The reasons for the industry's recent revival are, of course, not hard to find – unprecedented government support for the industry. The new GM, for example, is now 62 per cent owned by the US Treasury. The German government offered loan guarantees to Opel, while the British and French governments have found ways to make grants available to Peugeot, Renault and Jaguar Land Rover.

Overarching those schemes is the trillions of dollars in general support for the world financial system – and scrappage programmes, including the British Treasury's £400m scheme. It may mean lower sales next year when the scheme runs out, but it may well have saved many jobs and factories from obliteration.

Yet there have been some surprising losers. Toyota's chief executive, Akio Toyoda, the 53-year-old grandson of the founder, said recently that his firm could be nearing the brink of "capitulation to irrelevance or death", "grasping for salvation" – a reference to the stages of corporate decline in How the Mighty Fall by Jim Collins. Deeply unfamiliar, quality issues have overtaken Toyota this year.

The winners are easy to spot in the fast lane. The Korean industry, itself humbled in the East Asian crisis of 1998, has seen a transformation in recent years. Thanks to its economical city car the i10, Hyundai has established itself as the maker of the UK's number one bestseller among private buyers. Its low price makes it an obvious choice for scrappers looking for a £2,000 discount, but the idea of a Hyundai beating the more familiar Corsas, Fiestas and Clios would have been unthinkable a few years ago. Tellingly, the i10 is made in India, where Rata Tata attracted the world's attention with the Nano, his "one lakh" car – 100,000 rupees or about £1,500.

VW, another company that has shone this year, underlined the importance of the Indian industry with its purchase of a strategic stake in Suzuki – mainly to get access to the Indian Maruti Suzuki business. The outsmarting and purchase of Porsche may have grabbed more headlines, but commercially the Suzuki move was a more vital one for Volkswagen. Indeed, VW may soon overtake GM and Toyota to emerge as the world's largest car-maker, with its unparalleled stable of brands, from the Maruti through Skodas, Seats, Audis, Lamborghinis and Bentleys to the €1m Bugatti Veyron. Ford, "the one that got away" and avoided Chapter 11, and Chrysler, embraced by Fiat, also have more cause for hope than a year ago.

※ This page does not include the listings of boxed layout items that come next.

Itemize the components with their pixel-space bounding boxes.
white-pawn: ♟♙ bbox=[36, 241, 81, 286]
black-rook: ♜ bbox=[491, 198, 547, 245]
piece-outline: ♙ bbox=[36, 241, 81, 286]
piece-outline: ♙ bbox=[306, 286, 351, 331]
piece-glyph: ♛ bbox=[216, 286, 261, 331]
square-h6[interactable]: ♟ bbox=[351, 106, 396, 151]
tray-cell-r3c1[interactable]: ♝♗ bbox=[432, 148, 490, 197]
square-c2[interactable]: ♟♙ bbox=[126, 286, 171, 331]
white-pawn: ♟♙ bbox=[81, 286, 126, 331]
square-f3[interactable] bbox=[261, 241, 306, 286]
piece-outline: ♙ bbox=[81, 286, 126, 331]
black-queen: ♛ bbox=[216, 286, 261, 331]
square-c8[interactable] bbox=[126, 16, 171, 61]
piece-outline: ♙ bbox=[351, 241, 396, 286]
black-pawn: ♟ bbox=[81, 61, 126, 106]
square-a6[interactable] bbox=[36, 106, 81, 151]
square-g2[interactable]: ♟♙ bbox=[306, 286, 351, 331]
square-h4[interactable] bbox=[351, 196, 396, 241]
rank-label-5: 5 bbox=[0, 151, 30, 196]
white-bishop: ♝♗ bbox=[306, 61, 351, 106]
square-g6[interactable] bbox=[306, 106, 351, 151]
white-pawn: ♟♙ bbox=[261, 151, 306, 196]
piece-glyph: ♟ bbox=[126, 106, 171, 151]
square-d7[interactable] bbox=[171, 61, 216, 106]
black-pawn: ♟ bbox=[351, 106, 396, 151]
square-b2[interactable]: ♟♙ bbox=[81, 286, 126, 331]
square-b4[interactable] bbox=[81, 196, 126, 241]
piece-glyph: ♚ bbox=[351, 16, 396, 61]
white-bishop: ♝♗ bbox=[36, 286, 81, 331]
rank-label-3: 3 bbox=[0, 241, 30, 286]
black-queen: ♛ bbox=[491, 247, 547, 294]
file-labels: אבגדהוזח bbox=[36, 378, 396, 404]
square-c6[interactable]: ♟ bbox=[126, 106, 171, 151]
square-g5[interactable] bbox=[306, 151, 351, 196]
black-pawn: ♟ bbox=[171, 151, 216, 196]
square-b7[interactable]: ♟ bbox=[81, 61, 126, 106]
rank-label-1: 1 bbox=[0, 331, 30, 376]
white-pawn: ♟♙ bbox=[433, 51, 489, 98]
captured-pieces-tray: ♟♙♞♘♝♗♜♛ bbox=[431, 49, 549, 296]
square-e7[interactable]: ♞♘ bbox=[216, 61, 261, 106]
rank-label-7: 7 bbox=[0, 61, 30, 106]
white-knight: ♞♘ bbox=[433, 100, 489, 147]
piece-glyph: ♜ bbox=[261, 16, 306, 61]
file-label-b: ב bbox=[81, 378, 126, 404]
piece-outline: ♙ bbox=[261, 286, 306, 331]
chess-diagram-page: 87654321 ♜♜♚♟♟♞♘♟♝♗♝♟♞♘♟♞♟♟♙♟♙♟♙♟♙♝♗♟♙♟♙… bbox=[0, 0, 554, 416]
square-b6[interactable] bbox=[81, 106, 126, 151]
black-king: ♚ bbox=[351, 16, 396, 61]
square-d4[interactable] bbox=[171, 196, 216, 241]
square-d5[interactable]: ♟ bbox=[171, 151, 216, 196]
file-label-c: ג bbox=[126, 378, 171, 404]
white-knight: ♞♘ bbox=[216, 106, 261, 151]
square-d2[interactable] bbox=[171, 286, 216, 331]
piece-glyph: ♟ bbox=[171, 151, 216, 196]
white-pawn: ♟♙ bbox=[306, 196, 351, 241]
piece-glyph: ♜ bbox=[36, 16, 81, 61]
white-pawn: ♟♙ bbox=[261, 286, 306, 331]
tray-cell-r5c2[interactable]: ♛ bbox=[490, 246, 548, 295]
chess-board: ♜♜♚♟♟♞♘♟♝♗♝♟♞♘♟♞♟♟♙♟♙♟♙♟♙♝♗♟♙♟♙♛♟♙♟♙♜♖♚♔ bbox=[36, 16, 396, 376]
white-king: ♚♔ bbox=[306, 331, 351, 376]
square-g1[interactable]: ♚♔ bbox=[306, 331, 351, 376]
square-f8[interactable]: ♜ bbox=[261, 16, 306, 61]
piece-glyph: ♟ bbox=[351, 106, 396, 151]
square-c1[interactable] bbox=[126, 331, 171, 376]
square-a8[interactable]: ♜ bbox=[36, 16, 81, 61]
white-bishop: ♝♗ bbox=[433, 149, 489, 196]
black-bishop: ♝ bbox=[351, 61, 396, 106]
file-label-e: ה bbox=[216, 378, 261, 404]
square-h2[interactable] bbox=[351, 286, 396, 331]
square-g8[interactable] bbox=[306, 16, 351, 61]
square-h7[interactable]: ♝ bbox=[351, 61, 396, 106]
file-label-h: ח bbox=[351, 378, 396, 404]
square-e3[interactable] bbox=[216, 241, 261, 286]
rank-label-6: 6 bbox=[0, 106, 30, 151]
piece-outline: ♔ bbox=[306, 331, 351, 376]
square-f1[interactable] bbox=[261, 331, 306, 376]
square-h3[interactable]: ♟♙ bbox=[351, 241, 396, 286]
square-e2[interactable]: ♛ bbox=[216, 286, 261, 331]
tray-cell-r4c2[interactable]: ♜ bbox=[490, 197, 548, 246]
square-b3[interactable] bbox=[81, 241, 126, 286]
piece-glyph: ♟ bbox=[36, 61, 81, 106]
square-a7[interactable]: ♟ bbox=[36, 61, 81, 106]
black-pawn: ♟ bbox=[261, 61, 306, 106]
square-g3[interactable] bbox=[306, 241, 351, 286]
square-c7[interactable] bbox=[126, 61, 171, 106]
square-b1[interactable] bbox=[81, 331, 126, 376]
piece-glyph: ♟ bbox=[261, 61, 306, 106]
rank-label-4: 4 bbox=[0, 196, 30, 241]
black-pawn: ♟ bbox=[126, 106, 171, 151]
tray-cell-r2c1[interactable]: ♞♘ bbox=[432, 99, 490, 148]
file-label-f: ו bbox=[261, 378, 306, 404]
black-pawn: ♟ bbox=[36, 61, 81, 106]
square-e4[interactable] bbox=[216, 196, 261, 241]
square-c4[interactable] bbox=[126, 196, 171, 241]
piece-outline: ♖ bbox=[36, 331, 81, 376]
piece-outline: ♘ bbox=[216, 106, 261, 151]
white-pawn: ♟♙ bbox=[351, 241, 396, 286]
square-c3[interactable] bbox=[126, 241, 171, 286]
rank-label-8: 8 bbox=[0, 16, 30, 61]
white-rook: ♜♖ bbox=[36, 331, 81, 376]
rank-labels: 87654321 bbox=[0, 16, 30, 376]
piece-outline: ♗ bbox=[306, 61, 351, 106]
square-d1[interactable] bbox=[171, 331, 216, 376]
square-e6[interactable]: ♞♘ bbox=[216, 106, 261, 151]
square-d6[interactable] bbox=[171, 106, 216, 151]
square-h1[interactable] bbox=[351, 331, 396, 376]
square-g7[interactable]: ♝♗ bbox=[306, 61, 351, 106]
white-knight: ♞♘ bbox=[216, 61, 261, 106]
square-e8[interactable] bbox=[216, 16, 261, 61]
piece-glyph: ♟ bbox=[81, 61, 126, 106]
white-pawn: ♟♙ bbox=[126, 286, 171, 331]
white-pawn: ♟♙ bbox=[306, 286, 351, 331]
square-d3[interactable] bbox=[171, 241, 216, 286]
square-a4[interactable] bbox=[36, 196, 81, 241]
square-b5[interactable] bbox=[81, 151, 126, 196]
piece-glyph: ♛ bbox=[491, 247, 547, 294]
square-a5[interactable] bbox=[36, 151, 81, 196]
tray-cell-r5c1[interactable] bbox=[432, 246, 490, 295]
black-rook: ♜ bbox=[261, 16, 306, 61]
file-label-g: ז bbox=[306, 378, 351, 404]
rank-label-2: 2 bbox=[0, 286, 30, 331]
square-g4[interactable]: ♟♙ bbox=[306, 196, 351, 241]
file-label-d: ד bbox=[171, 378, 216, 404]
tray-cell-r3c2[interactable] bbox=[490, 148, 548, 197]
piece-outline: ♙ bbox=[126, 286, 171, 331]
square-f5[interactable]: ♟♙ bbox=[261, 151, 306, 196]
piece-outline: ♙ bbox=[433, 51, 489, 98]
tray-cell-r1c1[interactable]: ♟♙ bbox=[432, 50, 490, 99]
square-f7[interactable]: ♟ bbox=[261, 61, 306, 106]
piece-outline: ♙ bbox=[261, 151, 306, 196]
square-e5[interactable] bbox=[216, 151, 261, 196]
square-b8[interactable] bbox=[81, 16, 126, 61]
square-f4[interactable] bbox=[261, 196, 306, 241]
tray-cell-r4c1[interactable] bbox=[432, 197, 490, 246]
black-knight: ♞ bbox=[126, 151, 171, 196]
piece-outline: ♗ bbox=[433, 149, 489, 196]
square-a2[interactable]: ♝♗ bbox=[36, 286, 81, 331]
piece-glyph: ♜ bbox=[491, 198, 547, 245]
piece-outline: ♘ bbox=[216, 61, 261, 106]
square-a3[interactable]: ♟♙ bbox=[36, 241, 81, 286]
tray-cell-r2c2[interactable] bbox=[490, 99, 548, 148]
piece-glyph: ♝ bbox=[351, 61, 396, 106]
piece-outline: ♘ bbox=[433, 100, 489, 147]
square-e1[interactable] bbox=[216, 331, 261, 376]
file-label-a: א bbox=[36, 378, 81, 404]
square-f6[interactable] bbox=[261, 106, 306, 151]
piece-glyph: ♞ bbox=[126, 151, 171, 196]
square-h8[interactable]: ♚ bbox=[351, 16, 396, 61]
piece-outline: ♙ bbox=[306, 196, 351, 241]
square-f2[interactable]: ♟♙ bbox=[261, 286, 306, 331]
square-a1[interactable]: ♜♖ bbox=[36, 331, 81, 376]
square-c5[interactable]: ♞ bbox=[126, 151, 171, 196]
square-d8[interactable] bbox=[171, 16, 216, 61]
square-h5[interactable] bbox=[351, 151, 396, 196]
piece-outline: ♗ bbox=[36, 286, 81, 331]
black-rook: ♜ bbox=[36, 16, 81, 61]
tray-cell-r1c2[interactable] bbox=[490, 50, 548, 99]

As we glance at the rear-view mirror of the road traversed during 2009, we see the near death of two out of America's old "Big Three", Toyota registering its first loss since 1950 and the prospective dismemberment of GM's European operations, Opel and Vauxhall, for whom the likeliest fate seemed to be that they'd be crated up and sent to Russia before to long.

Yet, as we look forward we find a UK industry that seems to have weathered the worst of the storms, boasts new models made here (the new Astra and the Honda Jazz), and which is seeing a burgeoning of its capacity to make electric and hybrid vehicles, including an electric BMW/Mini, batteries for Nissan and Toyota's hybrid Auris.

A year ago, it seemed entirely possible that great swathes of the British motor industry would disappear. Not for the first time, it has come back from the brink.